MORONGO VALLEY - Weeds met their match here Saturday, when volunteers from Friends of Giant Rock, Marines from the Single Marines Program in Twentynine Palms and Bureau of Land Management firefighters brought their trash bags to Big Morongo Canyon Preserve.
The weed pullers focused on a large field west of the preserve's nature center, where they pulled cheatgrass and red brome, carrying the invasive grasses to two roll-off Dumpsters for disposal.
Especially after the Paradise Fire of 2005 that also destroyed a historic barn west of the canyon entrance, invasive grasses have begun crowding out native plants and altering Big Morongo Canyon Preserve's fire regime.
Wind-blown nitrogen pollution from metropolitan areas seeps into the soil and fertilizes the invasive grasses. The cheatgrass and red brome flourish, filling canyons, hillsides, fields and the spaces between large cottonwoods and California fan palms.
Summer lightning strikes can ignite these grasses, causing vegetation fires that can burn hundreds, sometimes thousand of acres of wildland.
The weed pullers worked up an appetite during their morning activity, which they sated with pizza, while listening to a talk about the ecological significance of Big Morongo Canyon and its relation to Joshua Tree National Park.

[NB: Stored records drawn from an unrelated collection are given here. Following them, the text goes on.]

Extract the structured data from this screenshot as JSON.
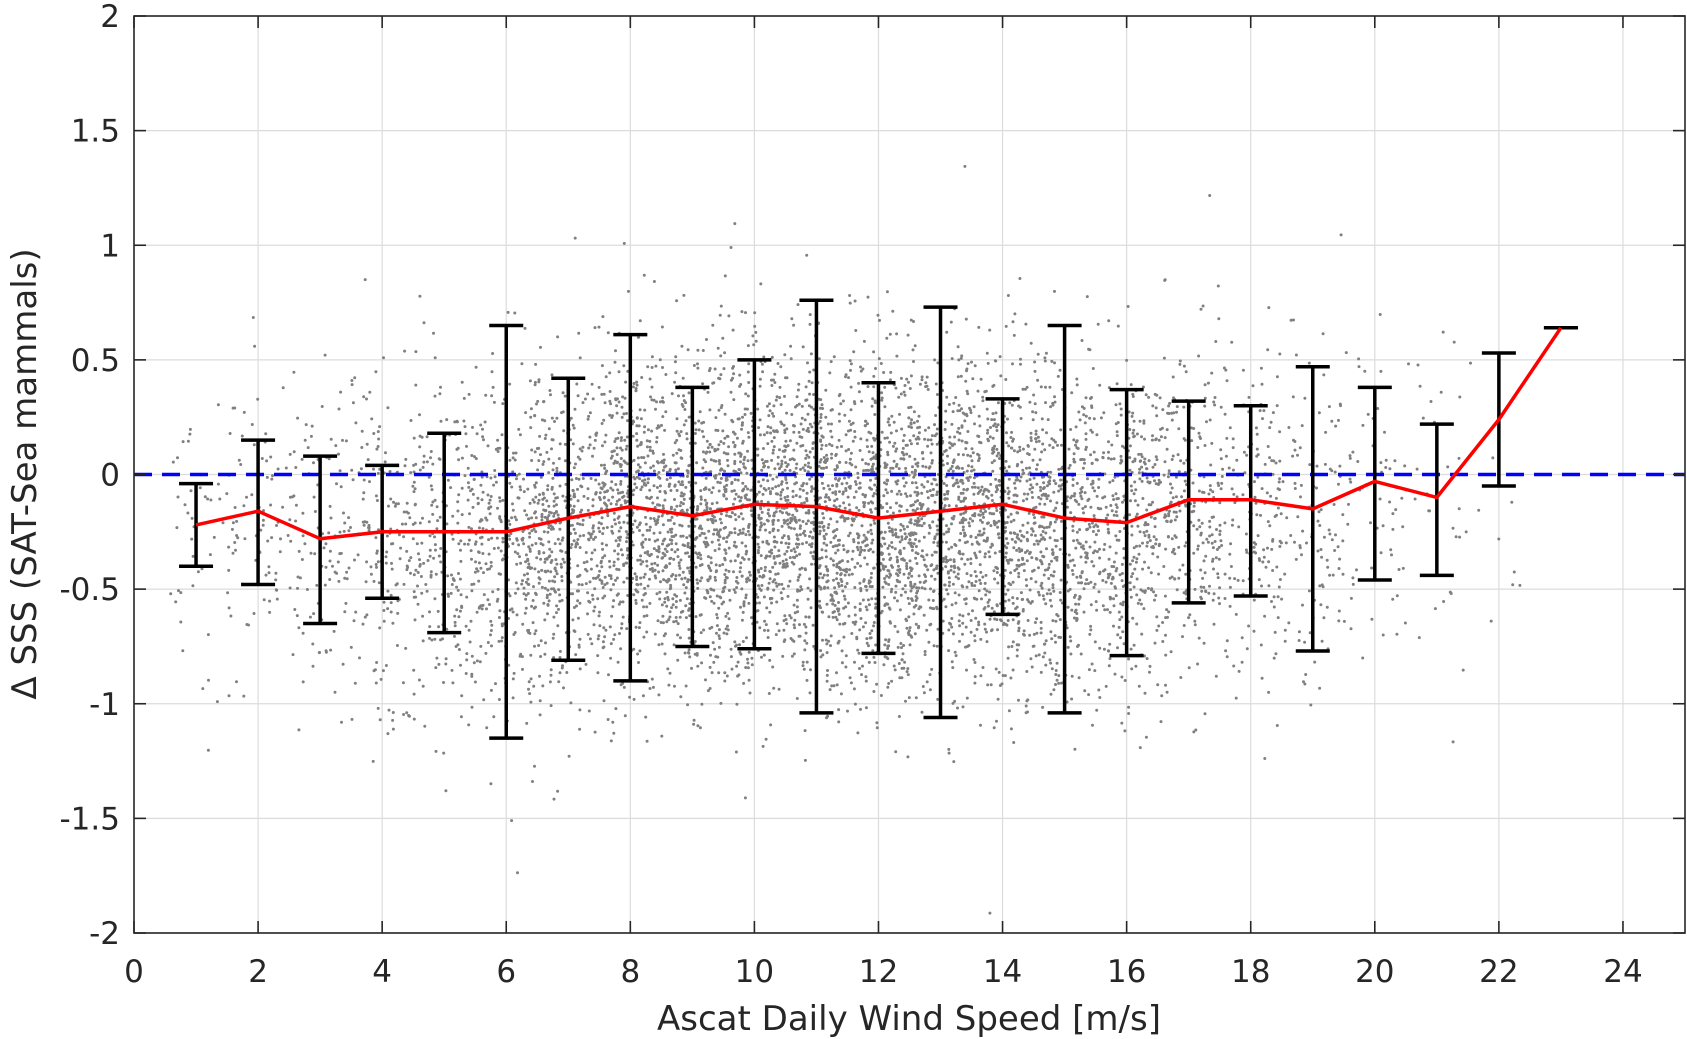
{
  "chart_data": {
    "type": "scatter",
    "title": "",
    "xlabel": "Ascat Daily Wind Speed [m/s]",
    "ylabel": "Δ SSS (SAT-Sea mammals)",
    "xlim": [
      0,
      25
    ],
    "ylim": [
      -2,
      2
    ],
    "grid": true,
    "legend": "none",
    "x_ticks": [
      0,
      2,
      4,
      6,
      8,
      10,
      12,
      14,
      16,
      18,
      20,
      22,
      24
    ],
    "x_tick_labels": [
      "0",
      "2",
      "4",
      "6",
      "8",
      "10",
      "12",
      "14",
      "16",
      "18",
      "20",
      "22",
      "24"
    ],
    "y_ticks": [
      -2,
      -1.5,
      -1,
      -0.5,
      0,
      0.5,
      1,
      1.5,
      2
    ],
    "y_tick_labels": [
      "-2",
      "-1.5",
      "-1",
      "-0.5",
      "0",
      "0.5",
      "1",
      "1.5",
      "2"
    ],
    "reference_line": {
      "y": 0,
      "style": "dashed",
      "color": "#0000ff"
    },
    "series": [
      {
        "type": "line-errorbar",
        "color": "#ff0000",
        "errorbar_color": "#000000",
        "x": [
          1,
          2,
          3,
          4,
          5,
          6,
          7,
          8,
          9,
          10,
          11,
          12,
          13,
          14,
          15,
          16,
          17,
          18,
          19,
          20,
          21,
          22,
          23
        ],
        "y": [
          -0.22,
          -0.16,
          -0.28,
          -0.25,
          -0.25,
          -0.25,
          -0.19,
          -0.14,
          -0.18,
          -0.13,
          -0.14,
          -0.19,
          -0.16,
          -0.13,
          -0.19,
          -0.21,
          -0.11,
          -0.11,
          -0.15,
          -0.03,
          -0.1,
          0.24,
          0.64
        ],
        "upper": [
          -0.04,
          0.15,
          0.08,
          0.04,
          0.18,
          0.65,
          0.42,
          0.61,
          0.38,
          0.5,
          0.76,
          0.4,
          0.73,
          0.33,
          0.65,
          0.37,
          0.32,
          0.3,
          0.47,
          0.38,
          0.22,
          0.53,
          0.64
        ],
        "lower": [
          -0.4,
          -0.48,
          -0.65,
          -0.54,
          -0.69,
          -1.15,
          -0.81,
          -0.9,
          -0.75,
          -0.76,
          -1.04,
          -0.78,
          -1.06,
          -0.61,
          -1.04,
          -0.79,
          -0.56,
          -0.53,
          -0.77,
          -0.46,
          -0.44,
          -0.05,
          0.64
        ]
      },
      {
        "type": "scatter",
        "color": "#808080",
        "description_points": "dense cloud of observations",
        "density_by_speed": [
          [
            0.6,
            3
          ],
          [
            1,
            40
          ],
          [
            2,
            80
          ],
          [
            3,
            110
          ],
          [
            4,
            160
          ],
          [
            5,
            240
          ],
          [
            6,
            330
          ],
          [
            7,
            430
          ],
          [
            8,
            520
          ],
          [
            9,
            560
          ],
          [
            10,
            600
          ],
          [
            11,
            600
          ],
          [
            12,
            580
          ],
          [
            13,
            560
          ],
          [
            14,
            520
          ],
          [
            15,
            440
          ],
          [
            16,
            360
          ],
          [
            17,
            260
          ],
          [
            18,
            180
          ],
          [
            19,
            110
          ],
          [
            20,
            60
          ],
          [
            21,
            30
          ],
          [
            22,
            10
          ]
        ]
      }
    ]
  }
}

Participants learned the preserve is an important source of water for animals migrating to and from the park, especially bighorn sheep.
As if on cue during the presentation, a herd of about eight bighorn sheep appeared at the crest of the Yucca Ridge Trail east of the education center where the hungry volunteers were eating lunch.
During the break, Seth Shteir from the local office of the National Parks Conservation Association explained how America's public lands are fundamentally democratic.
"Anybody can strap on a backpack and a pair of hiking boots, take along some cool drinks and explore these places of wonder, places of inspiration, places like Big Morongo Canyon, that we helped restore today," Shteir told volunteers.
Activities like Saturday's restoration project help foster appreciation for public lands, Shteir explained.
"The volunteers here today have really contributed in a very special way to preserving these places for future generations."
One of hundreds of volunteer events celebrating National Public Lands Day, the restoration was a partnership among the Bureau of Land Management, Friends of Big Morongo Canyon and the National Parks Conservation Association.